Tubes can be squirrelly and willful. Some people advocate inflating tube a bit before installing, since this makes easier to handle. Manufacturers routinely warn against doing so, since it weakens walls when not confined by rim and tire. Put one side of tire on first, and pull bead into center well of rim. Inspect and wipe tubes before installing; they are not necessarily grit free or perfect, and sometimes you run into a porous batch that hardly hold air long enough for you to go flat far from ride finish. Remove valve cap and, if presta, outside knurled nut. Pinch down tire at rim valve hole, slide in tube valve, then work tube around tire making sure it doesn't get twisted anywhere in periphery. Then lever on other tire bead. Avoid pinching tube between rim and tire or rough handling. Tubes must be completely happy tucked into that confined space.

Before inflating, inspect by pinching tire side walls and watching for bits of tube caught underneath tire bead; go entirely around, especially at valve stem. Pressing down on stem, where tube tends to hang up, pushes tube deeper into tire. Screw on presta's knurled nut about half way; it's only there to stabilize pump nozzle, not secure anything. As you inflate a bit at a time, check bead seat all around; let out air if beads don't seat evenly. More of valve stem will show, so you can screw nut down more but never tighten.

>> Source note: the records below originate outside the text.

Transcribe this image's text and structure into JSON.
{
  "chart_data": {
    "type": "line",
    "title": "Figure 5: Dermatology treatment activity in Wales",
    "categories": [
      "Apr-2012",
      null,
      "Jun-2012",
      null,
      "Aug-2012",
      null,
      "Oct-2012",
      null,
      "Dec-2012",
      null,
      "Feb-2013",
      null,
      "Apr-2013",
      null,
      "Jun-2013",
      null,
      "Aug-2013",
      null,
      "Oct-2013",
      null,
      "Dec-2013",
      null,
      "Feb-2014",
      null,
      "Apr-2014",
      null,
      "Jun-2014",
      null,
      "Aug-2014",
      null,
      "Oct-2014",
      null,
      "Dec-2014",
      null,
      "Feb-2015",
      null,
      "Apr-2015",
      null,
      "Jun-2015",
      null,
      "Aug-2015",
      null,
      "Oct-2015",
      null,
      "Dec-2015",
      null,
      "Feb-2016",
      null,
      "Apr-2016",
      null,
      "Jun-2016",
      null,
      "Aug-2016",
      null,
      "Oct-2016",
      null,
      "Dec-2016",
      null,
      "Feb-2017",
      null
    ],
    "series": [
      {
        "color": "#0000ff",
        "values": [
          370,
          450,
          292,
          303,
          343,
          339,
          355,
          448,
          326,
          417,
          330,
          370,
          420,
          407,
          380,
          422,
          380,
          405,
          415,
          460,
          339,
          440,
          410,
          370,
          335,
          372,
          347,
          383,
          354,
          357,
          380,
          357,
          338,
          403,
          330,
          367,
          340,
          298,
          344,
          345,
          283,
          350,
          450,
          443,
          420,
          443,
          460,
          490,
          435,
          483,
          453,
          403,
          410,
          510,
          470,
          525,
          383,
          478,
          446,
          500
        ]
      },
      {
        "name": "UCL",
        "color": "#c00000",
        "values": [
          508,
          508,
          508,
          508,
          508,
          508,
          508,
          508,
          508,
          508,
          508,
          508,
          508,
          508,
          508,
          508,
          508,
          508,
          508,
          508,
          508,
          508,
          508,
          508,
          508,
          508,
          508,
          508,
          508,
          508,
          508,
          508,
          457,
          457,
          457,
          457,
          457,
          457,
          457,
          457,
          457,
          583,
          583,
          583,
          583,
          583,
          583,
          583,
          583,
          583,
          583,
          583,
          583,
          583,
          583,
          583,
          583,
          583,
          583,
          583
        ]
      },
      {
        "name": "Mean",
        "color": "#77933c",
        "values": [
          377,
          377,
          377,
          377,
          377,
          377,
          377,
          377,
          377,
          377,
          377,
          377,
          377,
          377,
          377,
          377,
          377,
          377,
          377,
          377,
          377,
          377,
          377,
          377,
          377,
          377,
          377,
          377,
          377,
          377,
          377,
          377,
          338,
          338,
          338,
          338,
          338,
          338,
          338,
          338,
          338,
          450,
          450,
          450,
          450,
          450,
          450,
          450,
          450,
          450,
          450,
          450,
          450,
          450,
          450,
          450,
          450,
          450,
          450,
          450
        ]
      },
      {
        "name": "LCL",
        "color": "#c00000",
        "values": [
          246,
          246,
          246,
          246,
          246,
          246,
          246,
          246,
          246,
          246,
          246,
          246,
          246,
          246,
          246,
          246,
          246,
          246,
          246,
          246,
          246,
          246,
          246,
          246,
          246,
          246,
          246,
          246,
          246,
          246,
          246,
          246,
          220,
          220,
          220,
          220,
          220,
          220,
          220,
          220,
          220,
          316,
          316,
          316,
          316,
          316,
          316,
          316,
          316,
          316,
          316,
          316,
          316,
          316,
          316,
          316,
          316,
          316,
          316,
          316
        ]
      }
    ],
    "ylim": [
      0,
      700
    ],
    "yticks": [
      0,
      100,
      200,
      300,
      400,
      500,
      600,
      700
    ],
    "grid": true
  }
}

Carefully reattach wheels to fork and frame. The quick release nut should only be flush, then pivot lever back to latch tightly. Cyclists debate lever's proper position, say it should face backwards to avoid the unlikely chance that something could snag on it, dump you, or loosen wheel. Prefer to lock it astride fork or frame member, so lever is less affected by carrying bike on a rack.

Now comes the fun part: Go for a short spin to make sure your repairs can be trusted. Wear a helmet.